Memorandum of Conversation, by the Under Secretary of State (Webb)

Subject: Rockefeller Report1

Participants: Mr. Nelson Rockefeller
Mr. Webb—Under Secretary

At lunch today Mr. Rockefeller and I had a long and friendly talk about his report. He explained to me that he was somewhat concerned at the reactions to the draft which had been sent out,2 and that he and his Board were prepared to make substantial modifications in line with advice they had received from several quarters.
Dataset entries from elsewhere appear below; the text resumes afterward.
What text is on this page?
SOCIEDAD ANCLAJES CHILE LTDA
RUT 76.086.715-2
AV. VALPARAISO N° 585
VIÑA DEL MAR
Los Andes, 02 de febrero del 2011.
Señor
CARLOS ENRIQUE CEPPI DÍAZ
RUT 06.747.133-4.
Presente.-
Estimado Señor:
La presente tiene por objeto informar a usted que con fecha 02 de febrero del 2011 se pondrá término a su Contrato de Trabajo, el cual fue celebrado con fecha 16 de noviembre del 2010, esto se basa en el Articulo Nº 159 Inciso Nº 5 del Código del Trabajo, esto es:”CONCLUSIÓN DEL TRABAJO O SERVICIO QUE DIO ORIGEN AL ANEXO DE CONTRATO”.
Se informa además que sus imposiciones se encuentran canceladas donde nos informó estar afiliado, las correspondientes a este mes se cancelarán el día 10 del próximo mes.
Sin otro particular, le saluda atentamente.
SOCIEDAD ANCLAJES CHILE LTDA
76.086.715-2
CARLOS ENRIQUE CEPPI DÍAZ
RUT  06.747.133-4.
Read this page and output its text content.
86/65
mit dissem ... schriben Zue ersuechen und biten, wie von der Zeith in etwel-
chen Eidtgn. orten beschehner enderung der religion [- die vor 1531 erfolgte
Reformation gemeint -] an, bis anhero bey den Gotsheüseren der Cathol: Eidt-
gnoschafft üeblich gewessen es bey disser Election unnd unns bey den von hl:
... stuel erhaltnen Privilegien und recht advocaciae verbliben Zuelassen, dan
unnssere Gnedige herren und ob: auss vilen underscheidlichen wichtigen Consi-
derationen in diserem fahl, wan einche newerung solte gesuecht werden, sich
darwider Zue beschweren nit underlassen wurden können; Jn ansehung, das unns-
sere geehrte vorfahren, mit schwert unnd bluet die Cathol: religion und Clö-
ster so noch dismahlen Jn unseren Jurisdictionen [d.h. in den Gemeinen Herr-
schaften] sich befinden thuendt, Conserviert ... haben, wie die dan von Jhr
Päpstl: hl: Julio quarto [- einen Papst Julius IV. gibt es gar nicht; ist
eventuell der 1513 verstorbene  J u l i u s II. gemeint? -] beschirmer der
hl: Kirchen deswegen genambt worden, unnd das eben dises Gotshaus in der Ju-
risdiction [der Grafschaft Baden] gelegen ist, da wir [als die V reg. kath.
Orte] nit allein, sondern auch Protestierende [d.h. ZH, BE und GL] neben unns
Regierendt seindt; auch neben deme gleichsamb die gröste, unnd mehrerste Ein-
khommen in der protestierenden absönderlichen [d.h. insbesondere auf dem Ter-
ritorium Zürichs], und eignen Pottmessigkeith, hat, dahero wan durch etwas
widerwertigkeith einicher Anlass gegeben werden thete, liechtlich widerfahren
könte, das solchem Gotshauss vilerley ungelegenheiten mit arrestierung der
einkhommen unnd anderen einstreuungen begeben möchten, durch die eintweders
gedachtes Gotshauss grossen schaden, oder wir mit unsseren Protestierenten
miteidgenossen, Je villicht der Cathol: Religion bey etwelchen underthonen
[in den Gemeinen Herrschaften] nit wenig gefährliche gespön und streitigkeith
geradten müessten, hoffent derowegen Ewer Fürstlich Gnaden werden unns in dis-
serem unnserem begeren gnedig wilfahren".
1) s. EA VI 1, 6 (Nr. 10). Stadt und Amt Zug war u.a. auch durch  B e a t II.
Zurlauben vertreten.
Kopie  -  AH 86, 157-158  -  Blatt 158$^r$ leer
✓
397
Essential points of the conversation were as follows:

(Made by Mr. Rockefeller)

That he doubts the long-range feasibility of the ECA program of large-scale grants for public works.
That he believes the institute or servicio type of operation is the only satisfactory one that can be maintained over a long period.
That he fears our technical assistance missions and experts will draw large-scale plans and elicit interest in foreign countries in them, which is apt to be disappointing by inability to execute the plans.
That he believes he can get substantial support from business, labor and other groups, and particularly support in Congress, for his idea of a World Development Corporation with the grants on a matching basis handled under somewhat the same kind of rules as foundations have operated in this country, and that the equity idea, although quite [Page 279]novel, seems to elicit wide interest from even such conservatives as Senator Byrd.
That Point IV has been badly understood and sold, and that he believes his Board can do much to help us clear up this situation, particularly if it is merged with the other programs mentioned.
That he had not fully understood the relationship between the Point IV program and our negotiation for Treaties of Friendship, Commerce and Navigation, which was thoroughly discussed today.

(Made by Mr. Webb)

That Mr. Acheson and I had decided to insist in every way we could on a proper position for the Ambassador in the capital of foreign countries, but were prepared to be more flexible with respect to Washington organizational arrangements, although in the latter we did expect to express our views strongly as the arrangements were discussed.
That our efforts to obtain an international legal framework for commerce and trade are intimately related to the handling of the technical assistance program and that I was not prepared to say at this time that this relationship should be broken. In fact, I indicated my belief that the relationship of the Point IV program to the negotiation of Treaties of Friendship, Commerce and Navigation was perhaps more important than its relationship to other technical assistance programs.
That the next year or so would provide a real testing period as to the future of ECA and that no one could say at this time what shape or form its organization would take. Therefore, I did not consider it wise to transfer the Point IV program into a receptacle of unknown characteristics, but felt it would be much wiser to keep the Point IV program in the State Department until the outline of the ECA operation of the future became much clearer. I pointed out that we had with great effort gotten the Point IV program going, that it was producing good results, and that it should not be thrown into another agency until the ECA organization itself had settled down into whatever long-range pattern the future held in store.
That the central problem to which his report did not address itself was the problem of how the activities of a large number of agencies of the Government were coordinated and brought into line with the generality of over-all foreign policy. I told him that I was perfectly prepared to see ECA operate as an independent agency provided means of coordinating its activities and keeping them in line with over-all foreign policy were worked out, but that I thought it highly dangerous to set up a lot of new agencies reporting directly to the President until this problem of coordination were worked out. [Page 280]I urged him to address his thought to this problem, indicating that we had to look at the over-all handling of foreign policy and could not confine our thoughts to one segment like economics, and that therefore we had to take a slightly different view than did he or others addressing themselves to some specific problem.
That a great effort had been made by Mr. Acheson and the staff of the State Department to provide in the Department a focal point efficiently organized for the coordination of foreign affairs activities throughout the Government. I pointed out that in two years we had made very great strides along this line, but of course recognized that much more had to be done. I pointed out that it would take about five years to perfect such an organization, but on the foundation of two years’ work the coming year, or third year, would produce very real accomplishments if the whole mechanism were not broken apart prematurely. I pointed out also that the problem of coordination would exist even if it were raised to the Presidential level by having a number of agencies in the foreign policy field reporting directly to the President.
That, in the main, what Mr. Acheson and I were concerned with was some means of getting it understood that agencies and people dealing with foreign policy should come to the Secretary of State or the Department first for guidance before taking off on one line or another which they might then expect to pressure the Secretary to adjust himself to.

  1. Partners in Progress, Report of the International Development Advisory Board [The Rockefeller Report] (Washington, March 1951), prepared under the chairmanship of Nelson A. Rockefeller, former Assistant Secretary of State for American Republic Affairs (1944–1945).
  2. The draft has not been identified.